Objecting to an updated, provocative staging (or interpretation, in this case) of Igor Stravinsky’s notorious ballet ((Performed by the legendary Vaslav Nijinsky and choreographed by the equally legendary Sergei Diaghilev.)) “Le Sacre du Printemps,” (“The Rite of Spring”) is equally baffling. The piece scored one of the biggest scandals in music history when it premiered in 1913. The savagely dissonant music, with a theme of a virgin being sacrificed to pagan gods, hardly sat well with its bourgeoisie premiere audience, who violently rioted. Perhaps Walt Disney‘s transforming that theme into scary dinos for the kiddies in Fantasia helped to make it accessible (it is now a staple of the 20th century repertoire). Regardless, Herrmann’s interpretation, which is not a ballet, was met with even more resistance by Western audiences.

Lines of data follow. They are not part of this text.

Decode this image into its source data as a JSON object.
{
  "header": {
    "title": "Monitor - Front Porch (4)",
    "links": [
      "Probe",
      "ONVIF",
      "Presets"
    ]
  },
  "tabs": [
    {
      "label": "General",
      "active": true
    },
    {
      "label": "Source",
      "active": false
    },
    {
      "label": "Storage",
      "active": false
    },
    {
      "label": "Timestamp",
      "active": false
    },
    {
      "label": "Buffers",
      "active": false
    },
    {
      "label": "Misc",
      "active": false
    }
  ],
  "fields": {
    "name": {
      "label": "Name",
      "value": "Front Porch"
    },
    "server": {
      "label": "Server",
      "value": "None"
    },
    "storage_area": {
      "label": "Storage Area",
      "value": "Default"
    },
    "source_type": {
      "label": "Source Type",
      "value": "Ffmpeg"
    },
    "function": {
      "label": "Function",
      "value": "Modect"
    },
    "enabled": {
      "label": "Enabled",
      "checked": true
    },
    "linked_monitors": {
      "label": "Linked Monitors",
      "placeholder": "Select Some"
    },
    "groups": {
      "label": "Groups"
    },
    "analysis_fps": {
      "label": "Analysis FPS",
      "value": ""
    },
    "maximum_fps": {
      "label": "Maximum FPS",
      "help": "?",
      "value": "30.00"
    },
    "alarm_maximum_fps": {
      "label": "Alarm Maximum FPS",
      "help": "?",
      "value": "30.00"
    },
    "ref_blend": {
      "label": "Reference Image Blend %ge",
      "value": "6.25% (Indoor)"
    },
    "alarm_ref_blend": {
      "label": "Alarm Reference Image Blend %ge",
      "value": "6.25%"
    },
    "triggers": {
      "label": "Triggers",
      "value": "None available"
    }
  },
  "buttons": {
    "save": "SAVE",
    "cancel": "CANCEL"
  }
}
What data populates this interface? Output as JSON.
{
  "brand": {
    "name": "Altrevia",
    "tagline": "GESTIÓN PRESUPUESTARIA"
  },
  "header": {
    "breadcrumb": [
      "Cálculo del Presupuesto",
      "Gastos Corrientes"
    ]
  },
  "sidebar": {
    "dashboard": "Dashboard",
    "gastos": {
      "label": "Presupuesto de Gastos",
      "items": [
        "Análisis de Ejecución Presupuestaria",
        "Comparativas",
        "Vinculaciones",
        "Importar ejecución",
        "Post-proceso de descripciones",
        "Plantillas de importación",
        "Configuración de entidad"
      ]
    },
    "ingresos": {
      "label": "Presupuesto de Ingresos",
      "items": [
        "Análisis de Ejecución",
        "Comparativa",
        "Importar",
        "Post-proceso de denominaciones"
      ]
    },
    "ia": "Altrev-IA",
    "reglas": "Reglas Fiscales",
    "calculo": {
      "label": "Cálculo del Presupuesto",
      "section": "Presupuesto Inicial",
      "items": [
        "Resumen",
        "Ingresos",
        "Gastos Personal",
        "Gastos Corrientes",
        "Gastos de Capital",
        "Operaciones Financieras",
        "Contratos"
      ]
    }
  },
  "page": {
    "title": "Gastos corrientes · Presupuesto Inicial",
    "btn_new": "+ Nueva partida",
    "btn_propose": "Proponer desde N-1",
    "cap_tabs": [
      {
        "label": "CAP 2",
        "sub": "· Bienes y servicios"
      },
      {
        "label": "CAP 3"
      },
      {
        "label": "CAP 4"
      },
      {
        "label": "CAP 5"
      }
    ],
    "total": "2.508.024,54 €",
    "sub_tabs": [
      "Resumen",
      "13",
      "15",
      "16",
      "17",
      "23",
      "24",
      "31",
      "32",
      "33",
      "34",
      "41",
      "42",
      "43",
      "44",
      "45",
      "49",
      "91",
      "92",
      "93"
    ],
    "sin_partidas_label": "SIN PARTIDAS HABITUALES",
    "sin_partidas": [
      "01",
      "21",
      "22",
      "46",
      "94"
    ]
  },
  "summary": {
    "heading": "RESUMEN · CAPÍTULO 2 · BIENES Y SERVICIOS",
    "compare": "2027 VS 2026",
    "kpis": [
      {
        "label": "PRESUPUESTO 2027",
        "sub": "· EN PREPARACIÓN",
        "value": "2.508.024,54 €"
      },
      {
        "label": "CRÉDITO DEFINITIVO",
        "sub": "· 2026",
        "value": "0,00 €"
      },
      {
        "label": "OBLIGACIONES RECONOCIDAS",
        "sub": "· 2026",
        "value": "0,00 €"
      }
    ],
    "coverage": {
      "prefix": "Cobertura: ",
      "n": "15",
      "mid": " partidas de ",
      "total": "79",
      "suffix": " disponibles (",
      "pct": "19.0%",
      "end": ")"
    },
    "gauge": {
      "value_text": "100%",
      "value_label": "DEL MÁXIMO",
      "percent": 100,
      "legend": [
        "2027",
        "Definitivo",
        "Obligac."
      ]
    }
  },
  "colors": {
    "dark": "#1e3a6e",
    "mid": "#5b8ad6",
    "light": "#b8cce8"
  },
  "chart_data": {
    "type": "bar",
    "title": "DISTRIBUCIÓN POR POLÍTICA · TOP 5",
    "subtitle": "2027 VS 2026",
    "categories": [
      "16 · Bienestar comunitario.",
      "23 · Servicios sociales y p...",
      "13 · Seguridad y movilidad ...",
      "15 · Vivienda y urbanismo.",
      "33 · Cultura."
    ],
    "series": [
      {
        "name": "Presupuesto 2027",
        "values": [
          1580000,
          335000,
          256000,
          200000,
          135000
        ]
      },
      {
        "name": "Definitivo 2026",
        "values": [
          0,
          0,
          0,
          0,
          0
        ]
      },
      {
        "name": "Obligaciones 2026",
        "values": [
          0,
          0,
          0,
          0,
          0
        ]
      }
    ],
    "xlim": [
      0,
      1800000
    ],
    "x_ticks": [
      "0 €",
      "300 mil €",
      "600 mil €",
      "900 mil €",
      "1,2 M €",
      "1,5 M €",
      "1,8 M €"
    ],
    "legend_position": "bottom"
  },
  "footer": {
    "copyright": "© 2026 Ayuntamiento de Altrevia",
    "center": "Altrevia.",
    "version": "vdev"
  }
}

Essentially, Herrmann’s “Le Sacre du Printemps” is a silent film set to Stravinsky’s music. Sir Simon Rattle conducts the Berlin Philharmonic here, and although he doesn’t have the rhythmic bite of a Riccardo Muti, he does justice to the source. Herrmann’s postmodern, oblique interpretation of Santeria ((One of the most primitive, yet still practiced, of pre-Christian old world religions.)) rituals centers around a faceless God (an African woman confined to the kitchen), along with her creations: Esther, Lucia, and Dr. Bardot.
The three principals each have issues and obsessions (mourning, past sexual abuses, self-destructive promiscuity, unfettered materialism, and the chaos of daily life) which reach to crescendo. As the Creator watches through her window, the created are transported to a Gauguin-like paradise, replete with dwarfs, albinos and transvestites. The result is transformative.
Hermmann fell into a diabetic coma within days after finishing the film and did not live to see its critical acclaim, which included awards at the Berlin Foreign Film Festival and the Beverly Hills Film Festival.